Ein neuer Anfang in Freiheit

CSI unterstützt jede befreite Person beim Neuanfang: mit Lebensmitteln, Saatgut, Kochutensilien, Werkzeug und einer Milchziege. Die Dorfgemeinschaften im Südsudan nehmen die Rückkehrer herzlich auf und helfen ihnen, auch mit Unterstützung ein neues Leben zu beginnen.

«Endlich kann ich in Freiheit und Würde leben. Ich danke Gott und allen, die für mich gespendet haben, damit ich freikomme», sagt Alek dankbar. Sie möchte nun Gemüse anbauen und Ziegen züchten.

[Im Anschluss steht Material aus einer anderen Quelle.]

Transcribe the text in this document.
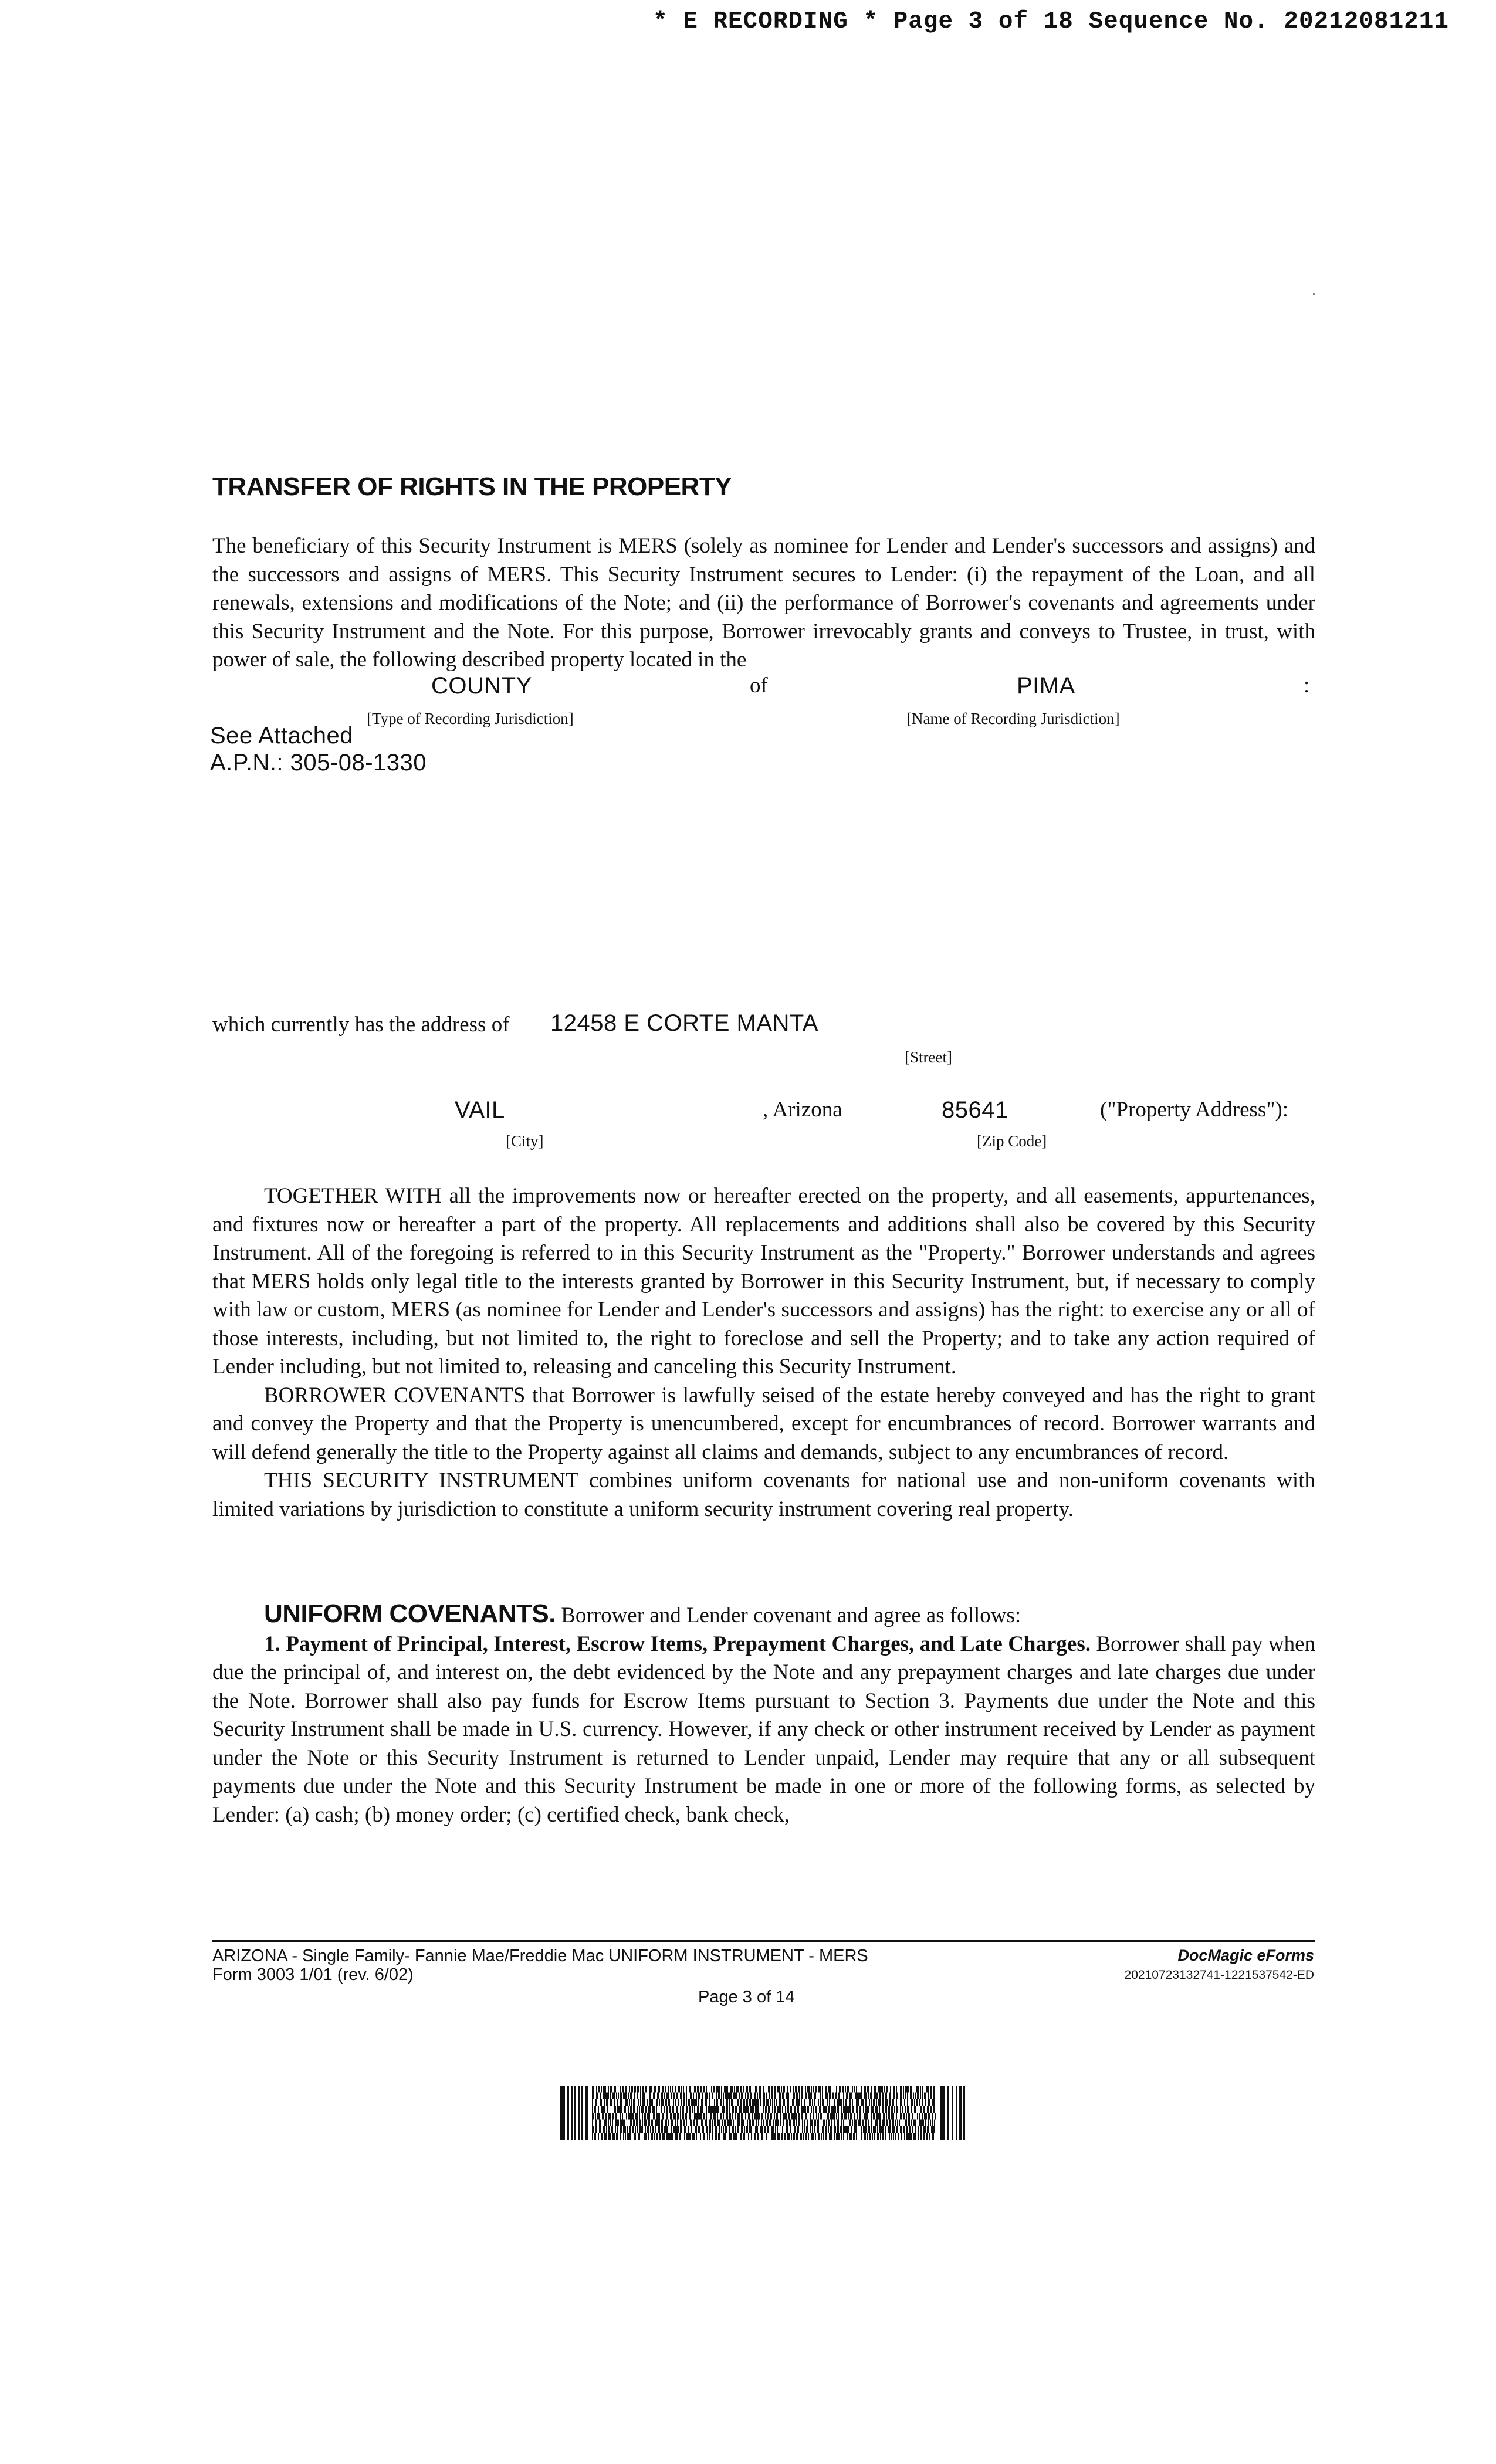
* E RECORDING * Page 3 of 18 Sequence No. 20212081211
TRANSFER OF RIGHTS IN THE PROPERTY
The beneficiary of this Security Instrument is MERS (solely as nominee for Lender and Lender's successors and assigns) and the successors and assigns of MERS. This Security Instrument secures to Lender: (i) the repayment of the Loan, and all renewals, extensions and modifications of the Note; and (ii) the performance of Borrower's covenants and agreements under this Security Instrument and the Note. For this purpose, Borrower irrevocably grants and conveys to Trustee, in trust, with power of sale, the following described property located in the
COUNTY	of	PIMA	:
[Type of Recording Jurisdiction]	[Name of Recording Jurisdiction]
See Attached
A.P.N.: 305-08-1330
which currently has the address of 12458 E CORTE MANTA
[Street]
VAIL	, Arizona	85641	("Property Address"):
[City]	[Zip Code]

TOGETHER WITH all the improvements now or hereafter erected on the property, and all easements, appurtenances, and fixtures now or hereafter a part of the property. All replacements and additions shall also be covered by this Security Instrument. All of the foregoing is referred to in this Security Instrument as the "Property." Borrower understands and agrees that MERS holds only legal title to the interests granted by Borrower in this Security Instrument, but, if necessary to comply with law or custom, MERS (as nominee for Lender and Lender's successors and assigns) has the right: to exercise any or all of those interests, including, but not limited to, the right to foreclose and sell the Property; and to take any action required of Lender including, but not limited to, releasing and canceling this Security Instrument.

BORROWER COVENANTS that Borrower is lawfully seised of the estate hereby conveyed and has the right to grant and convey the Property and that the Property is unencumbered, except for encumbrances of record. Borrower warrants and will defend generally the title to the Property against all claims and demands, subject to any encumbrances of record.

THIS SECURITY INSTRUMENT combines uniform covenants for national use and non-uniform covenants with limited variations by jurisdiction to constitute a uniform security instrument covering real property.

UNIFORM COVENANTS. Borrower and Lender covenant and agree as follows:

1. Payment of Principal, Interest, Escrow Items, Prepayment Charges, and Late Charges. Borrower shall pay when due the principal of, and interest on, the debt evidenced by the Note and any prepayment charges and late charges due under the Note. Borrower shall also pay funds for Escrow Items pursuant to Section 3. Payments due under the Note and this Security Instrument shall be made in U.S. currency. However, if any check or other instrument received by Lender as payment under the Note or this Security Instrument is returned to Lender unpaid, Lender may require that any or all subsequent payments due under the Note and this Security Instrument be made in one or more of the following forms, as selected by Lender: (a) cash; (b) money order; (c) certified check, bank check,

ARIZONA - Single Family- Fannie Mae/Freddie Mac UNIFORM INSTRUMENT - MERS
Form 3003 1/01 (rev. 6/02)
DocMagic eForms
20210723132741-1221537542-ED
Page 3 of 14
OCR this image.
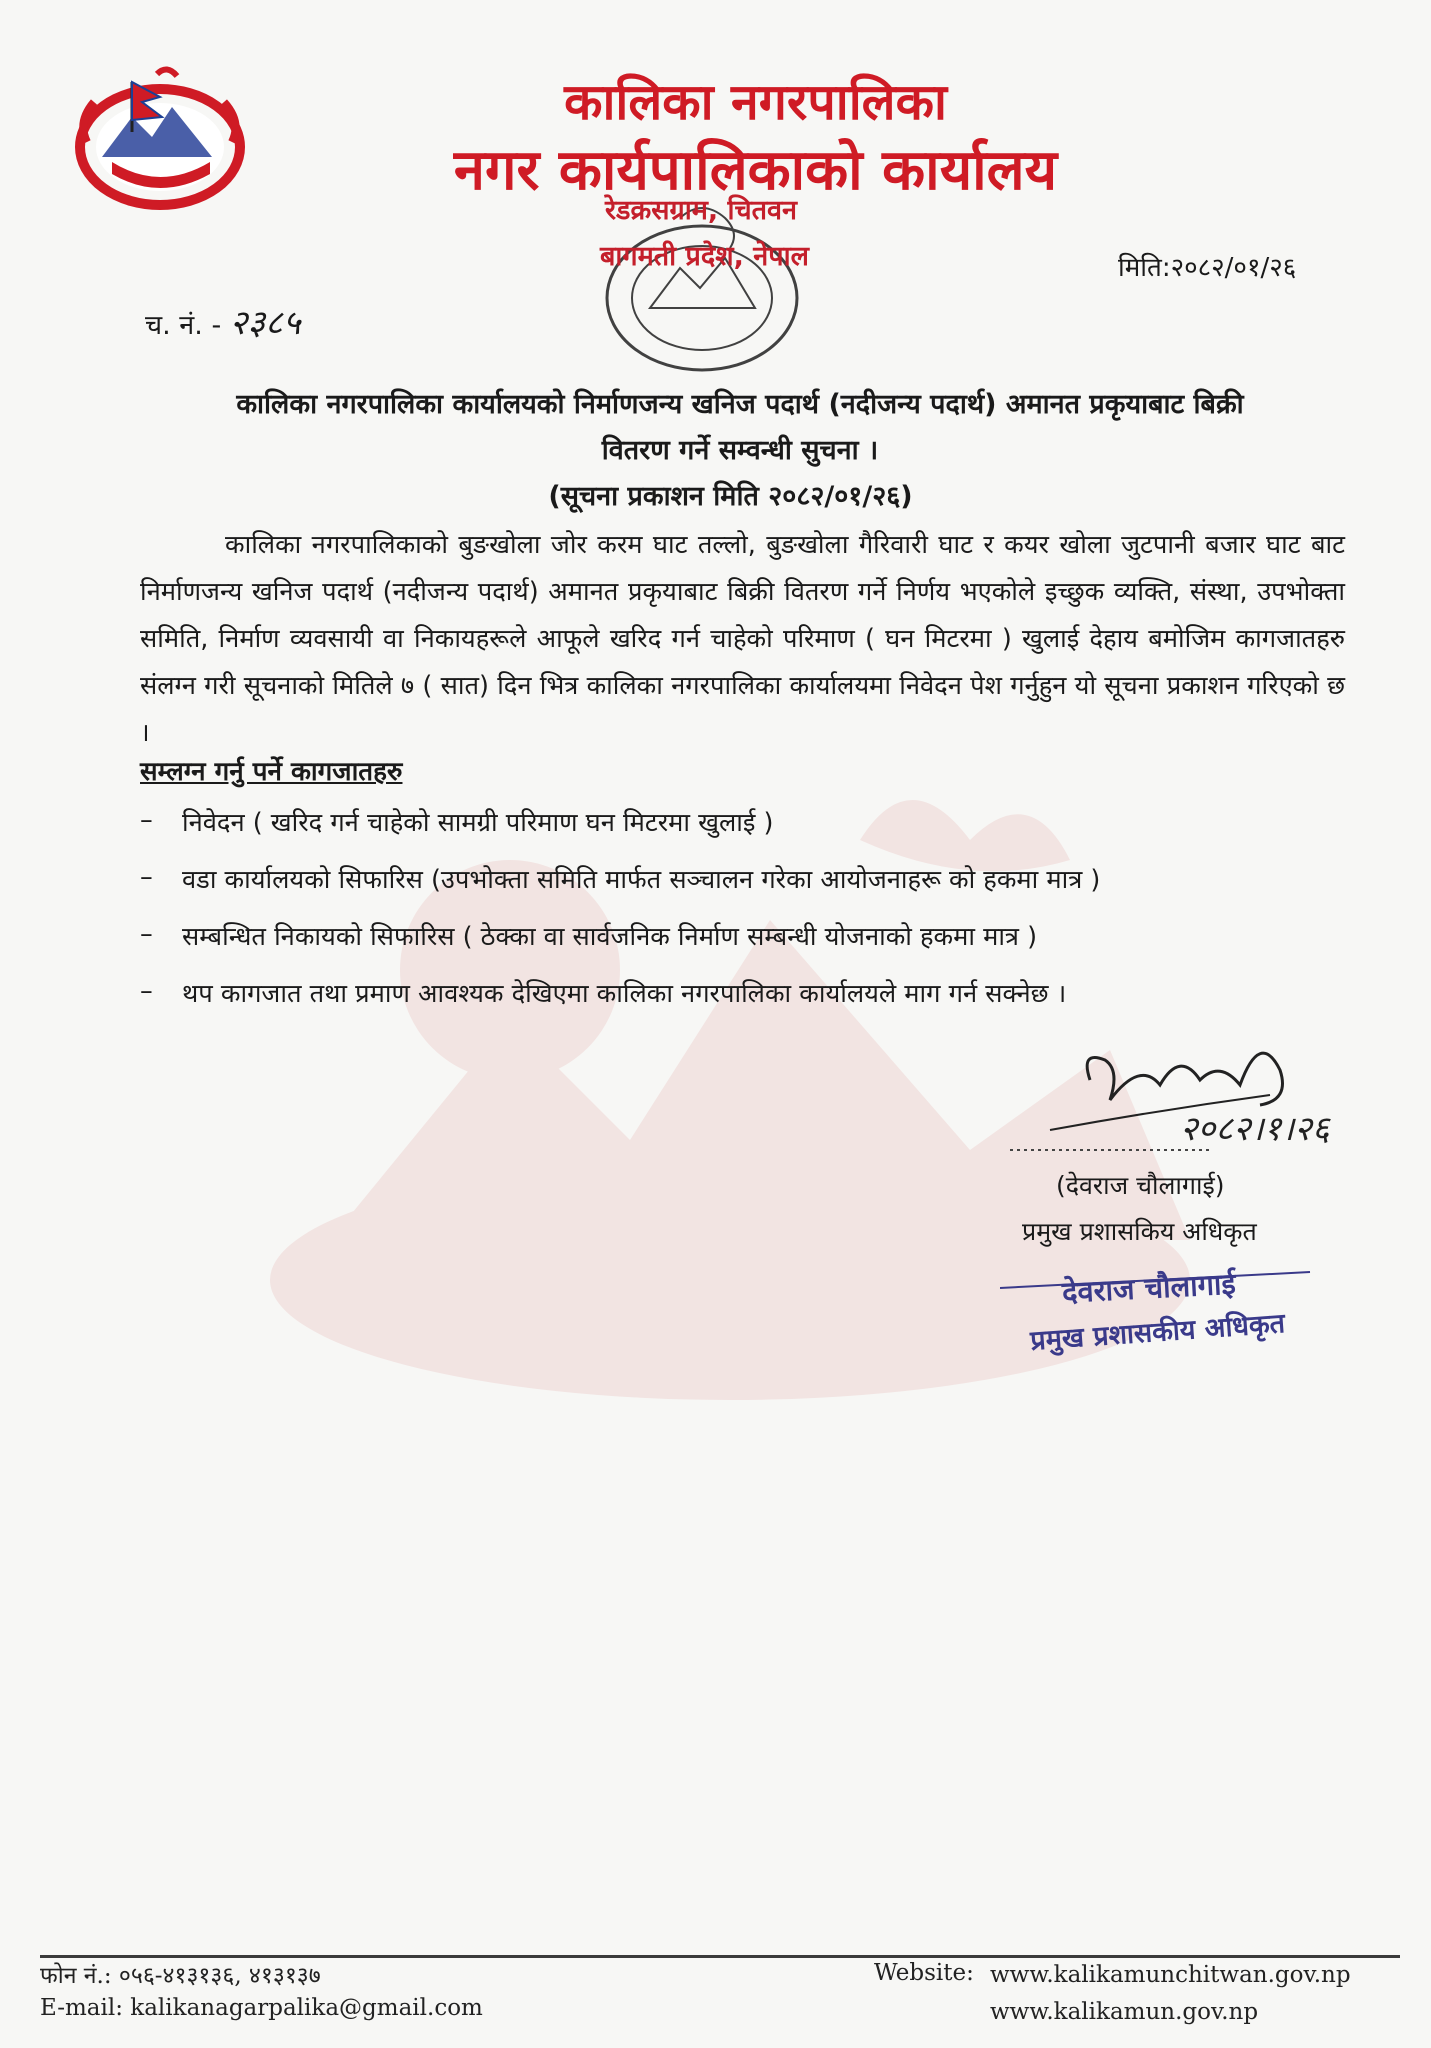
कालिका नगरपालिका
नगर कार्यपालिकाको कार्यालय
रेडक्रसग्राम, चितवन
बागमती प्रदेश, नेपाल	मिति:२०८२/०१/२६
च. नं. - २३८५
कालिका नगरपालिका कार्यालयको निर्माणजन्य खनिज पदार्थ (नदीजन्य पदार्थ) अमानत प्रकृयाबाट बिक्री
वितरण गर्ने सम्वन्धी सुचना ।
(सूचना प्रकाशन मिति २०८२/०१/२६)
कालिका नगरपालिकाको बुङखोला जोर करम घाट तल्लो, बुङखोला गैरिवारी घाट र कयर खोला जुटपानी बजार घाट बाट निर्माणजन्य खनिज पदार्थ (नदीजन्य पदार्थ) अमानत प्रकृयाबाट बिक्री वितरण गर्ने निर्णय भएकोले इच्छुक व्यक्ति, संस्था, उपभोक्ता समिति, निर्माण व्यवसायी वा निकायहरूले आफूले खरिद गर्न चाहेको परिमाण ( घन मिटरमा ) खुलाई देहाय बमोजिम कागजातहरु संलग्न गरी सूचनाको मितिले ७ ( सात) दिन भित्र कालिका नगरपालिका कार्यालयमा निवेदन पेश गर्नुहुन यो सूचना प्रकाशन गरिएको छ ।
सम्लग्न गर्नु पर्ने कागजातहरु
–	निवेदन ( खरिद गर्न चाहेको सामग्री परिमाण घन मिटरमा खुलाई )
–	वडा कार्यालयको सिफारिस (उपभोक्ता समिति मार्फत सञ्चालन गरेका आयोजनाहरू को हकमा मात्र )
–	सम्बन्धित निकायको सिफारिस ( ठेक्का वा सार्वजनिक निर्माण सम्बन्धी योजनाको हकमा मात्र )
–	थप कागजात तथा प्रमाण आवश्यक देखिएमा कालिका नगरपालिका कार्यालयले माग गर्न सक्नेछ ।
२०८२।१।२६
(देवराज चौलागाई)
प्रमुख प्रशासकिय अधिकृत
देवराज चौलागाई
प्रमुख प्रशासकीय अधिकृत
फोन नं.: ०५६-४१३१३६, ४१३१३७
E-mail: kalikanagarpalika@gmail.com
Website: www.kalikamunchitwan.gov.np
www.kalikamun.gov.np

Hilfe für Kriegsflüchtlinge

Neben den Sklavenbefreiungen engagiert sich CSI auch für Kriegsflüchtlinge in den sudanesischen Provinzen Blauer Nil und Nuba-Berge, wo tausende Menschen vor den anhaltenden Kämpfen Zuflucht suchen. Die Situation in den Lagern ist prekär – CSI verteilt dort Hirse, Moskitonetze und Decken, um das Überleben der Menschen zu sichern.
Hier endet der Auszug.